I'm looking to rank/aggregate conversation data in SQL (specifically BigQuery). The data is conversation data where each row represents one sentence. In the image below I have added the example data for speaker, sentence, and sequence_start. The desired_rank is the target outcome (or something similar).
I believe there should be a window function like a rank/lag/first that should get to the desired rank programmatically.

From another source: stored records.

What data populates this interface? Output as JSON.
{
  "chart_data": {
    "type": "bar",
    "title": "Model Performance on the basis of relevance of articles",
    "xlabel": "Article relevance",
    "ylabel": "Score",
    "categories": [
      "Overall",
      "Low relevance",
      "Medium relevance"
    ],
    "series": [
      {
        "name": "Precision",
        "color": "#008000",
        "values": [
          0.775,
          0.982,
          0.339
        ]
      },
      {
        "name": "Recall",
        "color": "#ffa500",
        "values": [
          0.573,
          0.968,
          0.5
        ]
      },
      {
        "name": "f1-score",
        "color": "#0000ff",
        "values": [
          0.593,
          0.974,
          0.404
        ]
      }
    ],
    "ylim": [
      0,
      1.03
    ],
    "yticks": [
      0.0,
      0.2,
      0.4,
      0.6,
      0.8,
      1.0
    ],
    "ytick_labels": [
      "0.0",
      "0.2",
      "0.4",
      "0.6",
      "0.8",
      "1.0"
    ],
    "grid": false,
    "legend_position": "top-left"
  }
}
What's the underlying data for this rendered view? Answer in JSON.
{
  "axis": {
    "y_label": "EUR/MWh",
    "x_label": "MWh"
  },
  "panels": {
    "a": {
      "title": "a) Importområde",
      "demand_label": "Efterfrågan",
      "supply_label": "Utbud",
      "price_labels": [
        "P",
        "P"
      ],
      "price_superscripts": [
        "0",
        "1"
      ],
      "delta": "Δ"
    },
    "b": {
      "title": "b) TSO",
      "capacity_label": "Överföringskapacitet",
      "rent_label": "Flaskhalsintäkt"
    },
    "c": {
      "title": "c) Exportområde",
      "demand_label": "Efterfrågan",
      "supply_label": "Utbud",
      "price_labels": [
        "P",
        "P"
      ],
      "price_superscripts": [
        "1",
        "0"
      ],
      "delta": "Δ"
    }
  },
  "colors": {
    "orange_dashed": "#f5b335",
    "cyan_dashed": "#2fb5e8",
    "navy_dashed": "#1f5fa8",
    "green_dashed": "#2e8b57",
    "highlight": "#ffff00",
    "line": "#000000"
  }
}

The closest I got was initially was the following:
WITH DATA AS (
SELECT 'Speaker A' as speaker, 'Sentence 1' as sentence, 1 as sentence_start, 1 as desired_rank
UNION ALL SELECT 'Speaker A' as speaker, 'Sentence 2' as sentence, 9 as sentence_start, 1 as desired_rank
UNION ALL SELECT 'Speaker B' as speaker, 'Sentence 3' as sentence, 27 as sentence_start, 2 as desired_rank
UNION ALL SELECT 'Speaker C' as speaker, 'Sentence 4' as sentence, 46 as sentence_start, 3 as desired_rank
UNION ALL SELECT 'Speaker A' as speaker, 'Sentence 5' as sentence, 78 as sentence_start, 4 as desired_rank
)
SELECT speaker, sentence, sentence_start, desired_rank,
FIRST_VALUE(sentence_start)
OVER (
PARTITION BY speaker
ORDER BY sentence_start
RANGE BETWEEN UNBOUNDED PRECEDING AND CURRENT ROW)
FROM DATA
ORDER BY sentence_start
The issue with the result is that Speaker A is always ranked as 1, where it should be 4 (or something similar).
Your help is appreciated. Thanks!
Figured it out. Needed to join down to the next row to determine the change. Added a complication where speaker A speaks for sentence 5 and 6.